実用化のパートナーを探す時の苦労話は本庶氏から語られたが、この研究に「製薬企業は一切関与していない」という発言ばかりが強調されているように感じる。
本庶氏ご自身が日本の製薬企業の不甲斐なさを各方面で強調されてきているので、マスコミとしても取り上げやすいのだろう。ただ筆者は、これは欧米ほどの規模を持たない日本の医薬品産業の構造的な限界ではないかと感じている。
オプジーポ開発の元となった研究成果は、すでに世界的に著名な研究者であった本庶氏の努力をもってしても日本国内の製薬企業を動かすことはできなかった。
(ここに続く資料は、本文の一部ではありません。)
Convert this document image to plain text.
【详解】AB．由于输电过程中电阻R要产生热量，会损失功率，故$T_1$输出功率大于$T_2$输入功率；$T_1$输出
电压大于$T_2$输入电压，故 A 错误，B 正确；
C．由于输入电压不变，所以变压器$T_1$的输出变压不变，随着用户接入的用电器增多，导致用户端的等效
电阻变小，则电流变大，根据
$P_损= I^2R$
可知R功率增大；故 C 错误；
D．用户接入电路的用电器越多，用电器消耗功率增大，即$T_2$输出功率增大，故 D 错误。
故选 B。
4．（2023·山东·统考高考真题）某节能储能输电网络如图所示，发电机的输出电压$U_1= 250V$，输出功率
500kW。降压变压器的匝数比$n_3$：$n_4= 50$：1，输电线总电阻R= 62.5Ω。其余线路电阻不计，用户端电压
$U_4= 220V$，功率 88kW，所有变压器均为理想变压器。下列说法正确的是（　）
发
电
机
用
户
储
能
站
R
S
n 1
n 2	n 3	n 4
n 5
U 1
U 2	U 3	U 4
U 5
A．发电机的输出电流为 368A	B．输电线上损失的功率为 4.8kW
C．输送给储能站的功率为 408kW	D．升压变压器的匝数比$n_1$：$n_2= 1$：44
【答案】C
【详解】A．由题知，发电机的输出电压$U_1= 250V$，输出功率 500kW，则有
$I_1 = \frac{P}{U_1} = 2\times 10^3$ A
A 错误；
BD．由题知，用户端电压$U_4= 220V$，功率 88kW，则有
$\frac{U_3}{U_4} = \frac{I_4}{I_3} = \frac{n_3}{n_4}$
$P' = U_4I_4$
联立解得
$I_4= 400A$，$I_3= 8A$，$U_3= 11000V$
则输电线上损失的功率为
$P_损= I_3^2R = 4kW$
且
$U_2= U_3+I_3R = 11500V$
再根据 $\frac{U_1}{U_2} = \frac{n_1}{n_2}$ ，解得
しかし、米国のBiotechであるMedarex社(後にブリストル・マイヤーズ・スクイブ社により買収)が開発に興味を示したことから、基本特許の出願人にも名を連ねている小野薬品が共同開発を決めた。
メディアなどでは、「なぜ日本の製薬企業がこんな有望な研究成果に手を出さなかったのか?」という視点で語られることが多いが、「なぜMedarex社は巨額の費用をかけて開発する決断ができたのか?」という疑問が出ていない。このような課題設定を発信者に頼った目線では、本質を考えることは難しい。
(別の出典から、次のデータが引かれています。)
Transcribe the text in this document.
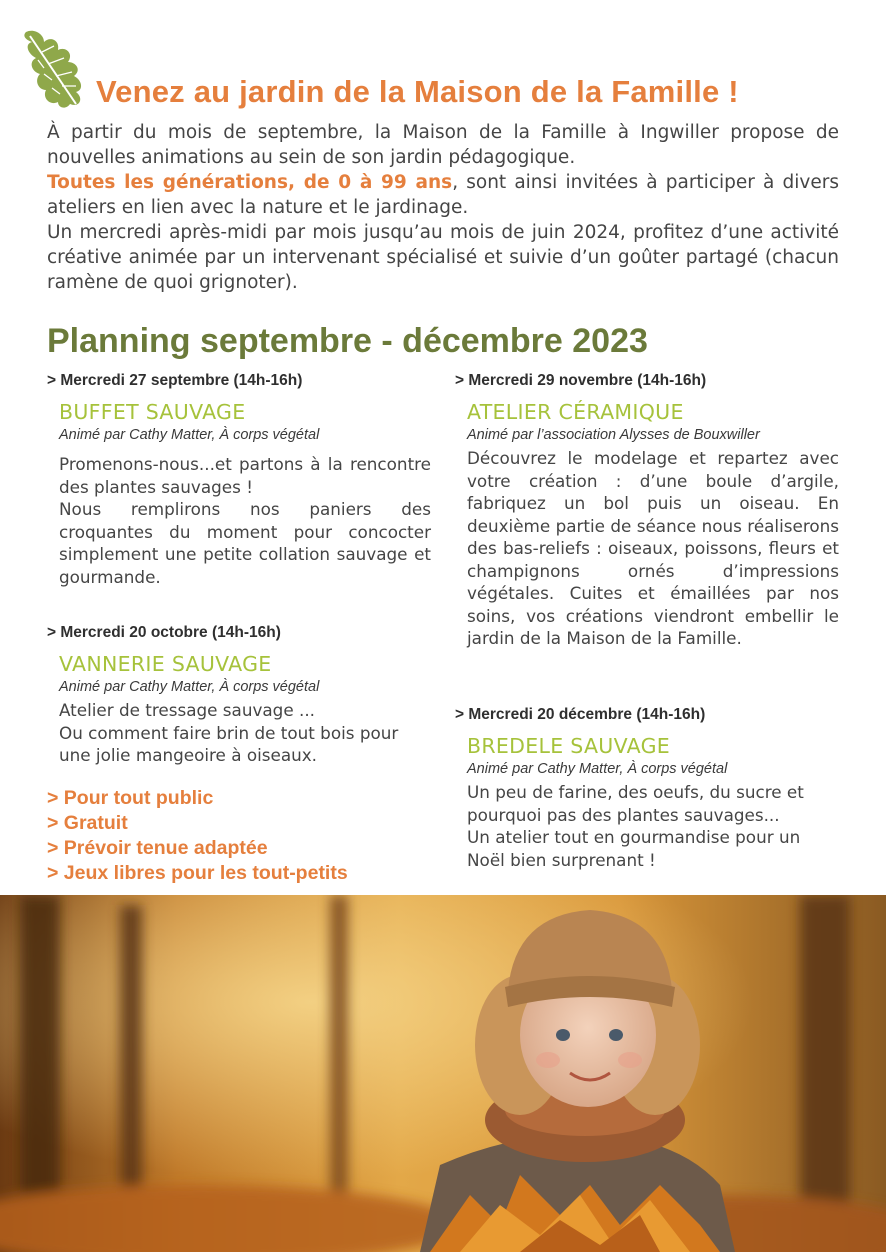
Venez au jardin de la Maison de la Famille !

À partir du mois de septembre, la Maison de la Famille à Ingwiller propose de nouvelles animations au sein de son jardin pédagogique.

Toutes les générations, de 0 à 99 ans, sont ainsi invitées à participer à divers ateliers en lien avec la nature et le jardinage.

Un mercredi après-midi par mois jusqu’au mois de juin 2024, profitez d’une activité créative animée par un intervenant spécialisé et suivie d’un goûter partagé (chacun ramène de quoi grignoter).

Planning septembre - décembre 2023
> Mercredi 27 septembre (14h-16h)
BUFFET SAUVAGE
Animé par Cathy Matter, À corps végétal

Promenons-nous...et partons à la rencontre des plantes sauvages !

Nous remplirons nos paniers des croquantes du moment pour concocter simplement une petite collation sauvage et gourmande.

> Mercredi 20 octobre (14h-16h)
VANNERIE SAUVAGE
Animé par Cathy Matter, À corps végétal

Atelier de tressage sauvage ...

Ou comment faire brin de tout bois pour une jolie mangeoire à oiseaux.

> Mercredi 29 novembre (14h-16h)
ATELIER CÉRAMIQUE
Animé par l’association Alysses de Bouxwiller

Découvrez le modelage et repartez avec votre création : d’une boule d’argile, fabriquez un bol puis un oiseau. En deuxième partie de séance nous réaliserons des bas-reliefs : oiseaux, poissons, fleurs et champignons ornés d’impressions végétales. Cuites et émaillées par nos soins, vos créations viendront embellir le jardin de la Maison de la Famille.

> Mercredi 20 décembre (14h-16h)
BREDELE SAUVAGE
Animé par Cathy Matter, À corps végétal

Un peu de farine, des oeufs, du sucre et pourquoi pas des plantes sauvages...

Un atelier tout en gourmandise pour un Noël bien surprenant !

> Pour tout public
> Gratuit
> Prévoir tenue adaptée
> Jeux libres pour les tout-petits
そもそもMedarex社は米国の有名大学であるダートマス大学の免疫学研究者らによって設立されたBiotech企業であり、免疫学の研究成果を活用してリウマチ薬の開発などを行なっていた。
免疫チェックポイント阻害剤についても、オプジーポの開発に先行してもう1つの免疫チェックポイントの重要因子であるCTLA-4をターゲットとする免疫チェックポイント阻害剤をすでに開発していた。本庶氏や小野薬品工業と共同開発を開始した2005年時点(小野薬品工業発表資料より)では世界でも限られた、ある意味では大きなリスクを背負って、免疫チェックポイントの阻害によってがん治療を行う判断が可能な企業だったとも言える。
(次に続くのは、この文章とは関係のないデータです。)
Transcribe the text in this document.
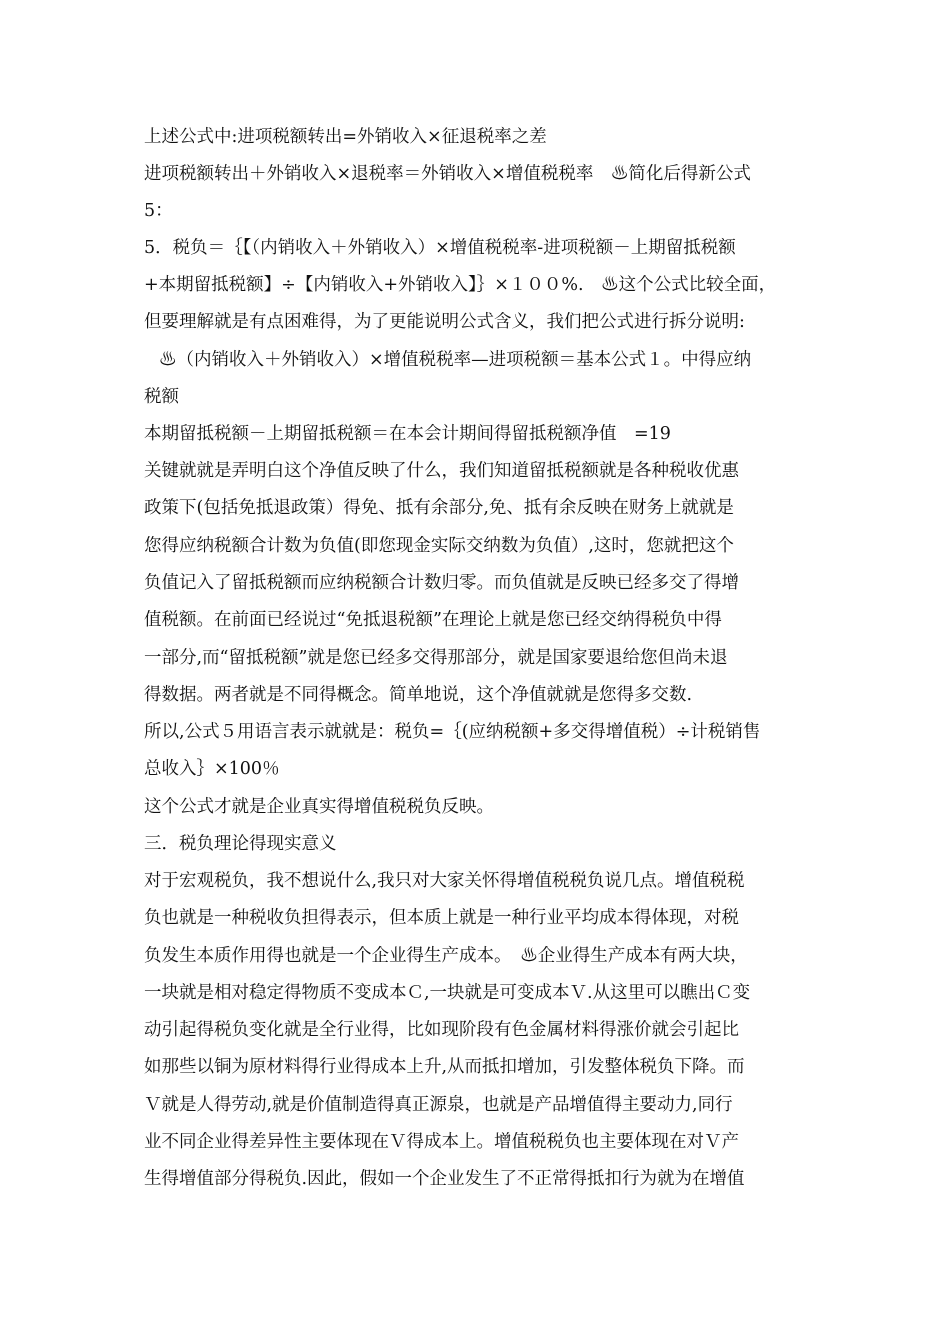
上述公式中:进项税额转出=外销收入×征退税率之差
进项税额转出＋外销收入×退税率＝外销收入×增值税税率　♨简化后得新公式
5：
5．税负＝｛【（内销收入＋外销收入）×增值税税率-进项税额－上期留抵税额
+本期留抵税额】÷【内销收入+外销收入】｝×１００%.　♨这个公式比较全面，
但要理解就是有点困难得，为了更能说明公式含义，我们把公式进行拆分说明:
♨（内销收入＋外销收入）×增值税税率—进项税额＝基本公式１。中得应纳
税额
本期留抵税额－上期留抵税额＝在本会计期间得留抵税额净值　=19
关键就就是弄明白这个净值反映了什么，我们知道留抵税额就是各种税收优惠
政策下(包括免抵退政策）得免、抵有余部分,免、抵有余反映在财务上就就是
您得应纳税额合计数为负值(即您现金实际交纳数为负值）,这时，您就把这个
负值记入了留抵税额而应纳税额合计数归零。而负值就是反映已经多交了得增
值税额。在前面已经说过“免抵退税额”在理论上就是您已经交纳得税负中得
一部分,而“留抵税额”就是您已经多交得那部分，就是国家要退给您但尚未退
得数据。两者就是不同得概念。简单地说，这个净值就就是您得多交数.
所以,公式５用语言表示就就是：税负=｛(应纳税额+多交得增值税）÷计税销售
总收入｝×100％
这个公式才就是企业真实得增值税税负反映。
三．税负理论得现实意义
对于宏观税负，我不想说什么,我只对大家关怀得增值税税负说几点。增值税税
负也就是一种税收负担得表示，但本质上就是一种行业平均成本得体现，对税
负发生本质作用得也就是一个企业得生产成本。　♨企业得生产成本有两大块，
一块就是相对稳定得物质不变成本Ｃ,一块就是可变成本Ｖ.从这里可以瞧出Ｃ变
动引起得税负变化就是全行业得，比如现阶段有色金属材料得涨价就会引起比
如那些以铜为原材料得行业得成本上升,从而抵扣增加，引发整体税负下降。而
Ｖ就是人得劳动,就是价值制造得真正源泉，也就是产品增值得主要动力,同行
业不同企业得差异性主要体现在Ｖ得成本上。增值税税负也主要体现在对Ｖ产
生得增值部分得税负.因此，假如一个企业发生了不正常得抵扣行为就为在增值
ちなみに同時期に米国の巨大製薬企業Merck社(日本での商号はMSD社)がPD-1分子に対する抗体を作成し、同じ戦略で猛追してきたわけだが、それでも当時は片手程度の企業しかこの分野に参入していなかった状況だ。数多ある世界の製薬企業の規模やバラエティーから考えても、また製薬業界における日本企業のプレゼンス(日本の製薬企業の総売上は世界の製薬市場の約10%、日本マーケットの規模は全世界の7.6%、日本製薬工業会 Data Book 2017より抽出)を考えると、日本国内の企業がたまたまこの研究成果に注力し、リスクをとらなかったことは、確率論的にはそれほど違和感はない(日本企業の特性を鑑みると、自国が世界に誇る免疫学権威のプレッシャーに打ち勝ってまで共同開発を拒否した決断力は、むしろ驚くべきかもしれないが……)。